I was not let go. The reason I was not let go was because every other person doing that particular job walked out all at once as soon as the time managment guys got finished. I was the only person left in the factory that had a clue about what that position, and what I was still learning. It became my job to train the new hires, in spite of the fact I didn’t have much idea about it yet. (The fact that I might train them wrong didn’t matter to the foreman.)

…at $1.80 and hour and under thread of being fired.

We, meaning every worker in the whole factory, pulled a one day walkout when they demanded we work through the weekend. They told us on Friday at 3:30 we had to work the next day. No warning. No excuses. Not one floor worker showed up Saturday morning, nor Sunday. We all got pink slips (just warnings this time - what were they going to do fire everyone?) on Monday. Next one would be immediate dismissal.

I left without warning a year to the day on the job. I was working 60 to 80 hours a week for $1.80 plus 1.5 for overtime.

This was in North Carolina. It was (maybe still is) a right to work state. There were no unions then.

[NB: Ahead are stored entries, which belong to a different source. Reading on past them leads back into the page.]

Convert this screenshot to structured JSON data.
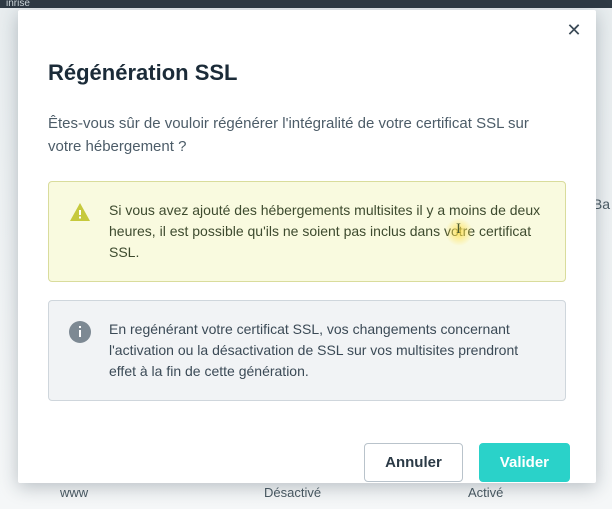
{
  "backdrop": {
    "topbar_fragment": "inrise",
    "cells": [
      "www",
      "Désactivé",
      "Activé"
    ],
    "right_fragment": "Ba"
  },
  "modal": {
    "close_glyph": "✕",
    "title": "Régénération SSL",
    "lead": "Êtes-vous sûr de vouloir régénérer l'intégralité de votre certificat SSL sur votre hébergement ?",
    "warning": "Si vous avez ajouté des hébergements multisites il y a moins de deux heures, il est possible qu'ils ne soient pas inclus dans votre certificat SSL.",
    "info": "En regénérant votre certificat SSL, vos changements concernant l'activation ou la désactivation de SSL sur vos multisites prendront effet à la fin de cette génération.",
    "buttons": {
      "cancel": "Annuler",
      "confirm": "Valider"
    }
  }
}
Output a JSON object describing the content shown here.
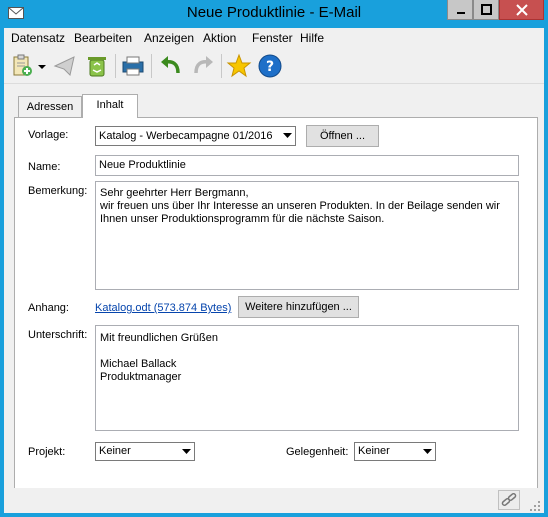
{
  "window": {
    "title": "Neue Produktlinie - E-Mail",
    "accent": "#19a0dc",
    "close_color": "#c75050"
  },
  "menu": {
    "items": [
      "Datensatz",
      "Bearbeiten",
      "Anzeigen",
      "Aktion",
      "Fenster",
      "Hilfe"
    ]
  },
  "toolbar": {
    "icons": [
      "new-document-icon",
      "dropdown-arrow-icon",
      "send-icon",
      "recycle-bin-icon",
      "print-icon",
      "undo-icon",
      "redo-icon",
      "favorite-star-icon",
      "help-icon"
    ]
  },
  "tabs": [
    {
      "label": "Adressen",
      "active": false
    },
    {
      "label": "Inhalt",
      "active": true
    }
  ],
  "form": {
    "vorlage_label": "Vorlage:",
    "vorlage_value": "Katalog - Werbecampagne 01/2016",
    "oeffnen_button": "Öffnen ...",
    "name_label": "Name:",
    "name_value": "Neue Produktlinie",
    "bemerkung_label": "Bemerkung:",
    "bemerkung_lines": [
      "Sehr geehrter Herr Bergmann,",
      "wir freuen uns über Ihr Interesse an unseren Produkten. In der Beilage senden wir",
      "Ihnen unser Produktionsprogramm für die nächste Saison."
    ],
    "anhang_label": "Anhang:",
    "anhang_link": "Katalog.odt (573.874 Bytes)",
    "weitere_button": "Weitere hinzufügen ...",
    "unterschrift_label": "Unterschrift:",
    "unterschrift_lines": [
      "Mit freundlichen Grüßen",
      "",
      "Michael Ballack",
      "Produktmanager"
    ],
    "projekt_label": "Projekt:",
    "projekt_value": "Keiner",
    "gelegenheit_label": "Gelegenheit:",
    "gelegenheit_value": "Keiner"
  }
}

The workers in that place NEEDED a union.

We can talk about the Musician’s Union in Minn later, then you’ll understand why I am anti-union.

Ironic? Youbetcher.

Quote (Mr Soul @ Mar. 08 2005,11:22)
If the right-wingers have their way...

Looks like MrSoul finally got his groove back since returning from vacation. I was wondering how long it would take before he pulled the partisan-politics card.

Do you deny that the Republicans are trying to dismantle or weaken the unions? If so, you seem to be living in some dream world.

The fact is that both sides suck big donkey nuts, but you seem to have only seen the suckage in the “conservative” party and have yet to also see the suckage in the “liberal” party.

Pardon my french. :p

For sure there’s “suckage” in both parties, but I’ve never heard a Democrat fight for a right-to-work bill.

Tell me John - do you cross picket lines? I don’t. There was a grocery strike out here for months. It caused much hassle & it was tempting to go to that grocery store & cross the line but my wife & I didn’t.

Mr Soul

Quote (kymarcus @ Mar. 08 2005,11:59)
And that hurts everybody, even the employer eventually.

Ah there it is! You see, the President of our company has figured this out long ago. It is my firm belief that in our case, the employees would take home more money, have better REAL benefits and our entire plant would become MORE successful WITHOUT the Union.

Quote (Mr Soul @ Mar. 08 2005,14:05)
Tell me John - do you cross picket lines? I don't. There was a

I don't know what the flip this question has to do with your partisan politics, but here's my answer... I got out of the union several years ago because of what I saw as a corrupt and racist organization (see my post above). However, the union went on strike last year, and did not cross the picket line -- stayed home.

Tell me again why you ask this question?

Action speak louder than words - John. If you can’t figure out why I asked the question, I’m sorry then.

Quote (Mr Soul @ Mar. 08 2005,16:11)
If you can't figure out why I asked the question, I'm sorry then.

And if you've managed to once again confuse clever and obtuse, I'm sorry as well.